# taz.de -- Das Diktat von Greenwich
       
       > Bei „Salims Salon“ im Konzerthaus traten fünf Musizierende an, die Klänge
       > außereuropäischer Musiktraditionen zu verfremden
       
 (IMG) Bild: Die Geräusche surren, kratzen und kringeln. Die Magennerven werden strapaziert
       
       Von Vincent Bruckmann
       
       Die bunten Stuhlreihen des Werner-Otto-Saals im Konzerthaus sind nur halb
       gefüllt. Liegt es daran, dass die vier MusikerInnen schon den zweiten Abend
       in Folge auftreten? Oder scheut das Berliner Publikum das Experiment, das
       das Konzerthaus hier unternommen hat? Im Publikum finden sich
       ZuschauerInnen, die es sonst wahrscheinlich nicht ins Konzerthaus
       verschlagen hätte. Die vier MusikerInnen, die hier auftreten, sind wohl nur
       Menschen bekannt, die sich für elektronische Klangexperimente
       interessieren.
       
       Die vier sitzen zu Beginn an einem Tisch am Rand des Saals. Sie plaudern,
       trinken Tee aus einer Kaffeekanne, wie in einem Salon. „Salims Salon“ ist
       dieses „szenische Konzert“ auch betitelt. Nach und nach kommen sie auf die
       Bühne. Es fällt schwer, überhaupt von einer Bühne zu sprechen. Eine
       Konstruktion von Holztischen mit einem Gewirr aus Kabeln, Verstärkern und
       einigen wenigen herkömmlichen Instrumenten ist der Spielplatz.
       
       Seth Ayyaz macht den Anfang. Er stellt sich an seine Regler. Mit dem ersten
       Geräusch entsteht ein Sog, der den Zuhörer vereinnahmt und bis zum Ende
       dieser einstündigen Performance nicht mehr abreißt. Ayyaz arbeitet mit
       Vibrationen, er kreiert Geräusche mit Hilfe von traditionellen arabischen
       Instrumenten wie der Nay (Langflöte) oder der Daf (Handpercussion) und
       verändert sie mit elektronischen Hilfsmitteln so sehr, dass nur ein Hauch
       vom ursprünglichen Sound übrigbleibt. Die Geräusche surren, kratzen und
       kringeln. Die Magennerven werden strapaziert, Unbehagen ausgelöst.
       
       Die Ägypterin Jacqueline George gesellt sich zu Seth Ayyaz, und das
       gemeinsame Spiel beginnt. George schiebt an ihren Reglern und singt etwas
       in ihr Mikrofon, um es sofort bis zur Unkenntlichkeit zu verzerren.
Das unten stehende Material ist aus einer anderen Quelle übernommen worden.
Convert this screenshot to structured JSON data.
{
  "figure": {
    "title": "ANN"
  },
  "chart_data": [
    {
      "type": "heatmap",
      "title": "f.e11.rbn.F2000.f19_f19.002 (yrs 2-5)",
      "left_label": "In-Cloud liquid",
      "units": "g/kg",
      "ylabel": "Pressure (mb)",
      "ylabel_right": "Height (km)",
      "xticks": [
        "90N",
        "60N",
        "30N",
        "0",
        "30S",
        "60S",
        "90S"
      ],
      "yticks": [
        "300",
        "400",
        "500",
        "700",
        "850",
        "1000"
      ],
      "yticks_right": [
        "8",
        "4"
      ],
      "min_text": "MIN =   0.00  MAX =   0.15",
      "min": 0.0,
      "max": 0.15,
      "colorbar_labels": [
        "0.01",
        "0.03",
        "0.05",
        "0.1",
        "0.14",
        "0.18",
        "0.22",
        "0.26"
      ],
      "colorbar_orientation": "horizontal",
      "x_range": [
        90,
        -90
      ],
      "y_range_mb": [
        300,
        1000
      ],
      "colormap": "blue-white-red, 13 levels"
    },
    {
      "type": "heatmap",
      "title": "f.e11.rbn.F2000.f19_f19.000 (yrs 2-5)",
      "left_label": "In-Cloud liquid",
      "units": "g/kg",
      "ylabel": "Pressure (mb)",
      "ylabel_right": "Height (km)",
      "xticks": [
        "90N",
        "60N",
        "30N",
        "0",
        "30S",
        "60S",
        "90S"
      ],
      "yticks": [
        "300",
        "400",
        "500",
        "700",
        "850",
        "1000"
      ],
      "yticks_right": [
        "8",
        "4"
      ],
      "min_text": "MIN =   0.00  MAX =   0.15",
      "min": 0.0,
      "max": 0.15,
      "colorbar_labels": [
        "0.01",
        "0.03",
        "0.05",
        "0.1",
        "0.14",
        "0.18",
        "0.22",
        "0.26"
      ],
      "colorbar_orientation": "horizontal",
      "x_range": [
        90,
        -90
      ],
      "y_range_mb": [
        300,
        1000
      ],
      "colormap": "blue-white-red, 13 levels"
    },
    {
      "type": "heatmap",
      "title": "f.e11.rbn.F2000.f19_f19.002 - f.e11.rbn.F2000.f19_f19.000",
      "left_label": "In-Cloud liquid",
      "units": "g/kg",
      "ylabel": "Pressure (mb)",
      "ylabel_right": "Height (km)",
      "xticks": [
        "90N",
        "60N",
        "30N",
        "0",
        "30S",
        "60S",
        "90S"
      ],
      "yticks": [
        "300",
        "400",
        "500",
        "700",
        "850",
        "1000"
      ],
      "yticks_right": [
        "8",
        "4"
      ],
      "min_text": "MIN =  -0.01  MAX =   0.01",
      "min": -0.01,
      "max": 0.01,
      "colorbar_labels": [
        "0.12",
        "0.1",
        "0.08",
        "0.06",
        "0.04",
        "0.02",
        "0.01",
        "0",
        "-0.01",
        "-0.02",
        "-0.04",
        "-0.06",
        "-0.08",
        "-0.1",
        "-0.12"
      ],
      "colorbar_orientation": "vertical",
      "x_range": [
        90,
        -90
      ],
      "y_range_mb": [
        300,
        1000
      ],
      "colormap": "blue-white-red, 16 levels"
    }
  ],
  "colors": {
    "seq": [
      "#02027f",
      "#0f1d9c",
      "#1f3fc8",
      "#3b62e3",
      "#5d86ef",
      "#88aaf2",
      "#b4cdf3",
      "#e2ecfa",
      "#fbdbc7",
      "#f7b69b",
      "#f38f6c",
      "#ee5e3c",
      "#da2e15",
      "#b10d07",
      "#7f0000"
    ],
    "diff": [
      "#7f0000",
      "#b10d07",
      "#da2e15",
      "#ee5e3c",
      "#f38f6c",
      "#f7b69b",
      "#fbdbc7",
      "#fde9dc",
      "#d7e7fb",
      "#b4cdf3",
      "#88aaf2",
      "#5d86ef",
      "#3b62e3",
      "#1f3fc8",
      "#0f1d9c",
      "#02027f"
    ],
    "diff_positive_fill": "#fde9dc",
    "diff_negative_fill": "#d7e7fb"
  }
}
Als
       Zuhörer fühlt man sich an eine Bühne im Jazzclub erinnert, in dem eine
       Improvisationssession angesetzt ist und alle MusikerInnen die Bühne ganz
       nach ihrem Gusto betreten und verlassen.
       
       Kritiker heben häufig die Herkunft von Künstlern hervor, und fast ebenso
       häufig ist das überflüssig. Bei der Beschreibung dieses Konzerts ist es
       paradoxerweise eben deswegen notwendig, da die vier MusikerInnen sich
       diesen Zuschreibungen zu entziehen versuchen.
       
       Die in Kamerun geborene und in Berlin aufgewachsene Anaba M’bala Elsa
       Tatiana betritt die Bühne und stellt sich vor ihren Synthesizer. Man möchte
       sie fast drängen, die afrikanische Kalimba (Daumenklavier) und die Rasseln,
       die sie vor sich liegen hat, so zu verwenden, wie man es gewohnt ist. Doch
       diesen Gefallen tut sie dem Publikum nicht.
       
       Man ertappt sich dabei, wie man mit der Herangehensweise ringt, wie man
       kategorisieren will. Hört man dort vielleicht den Gesang eines Muezzins?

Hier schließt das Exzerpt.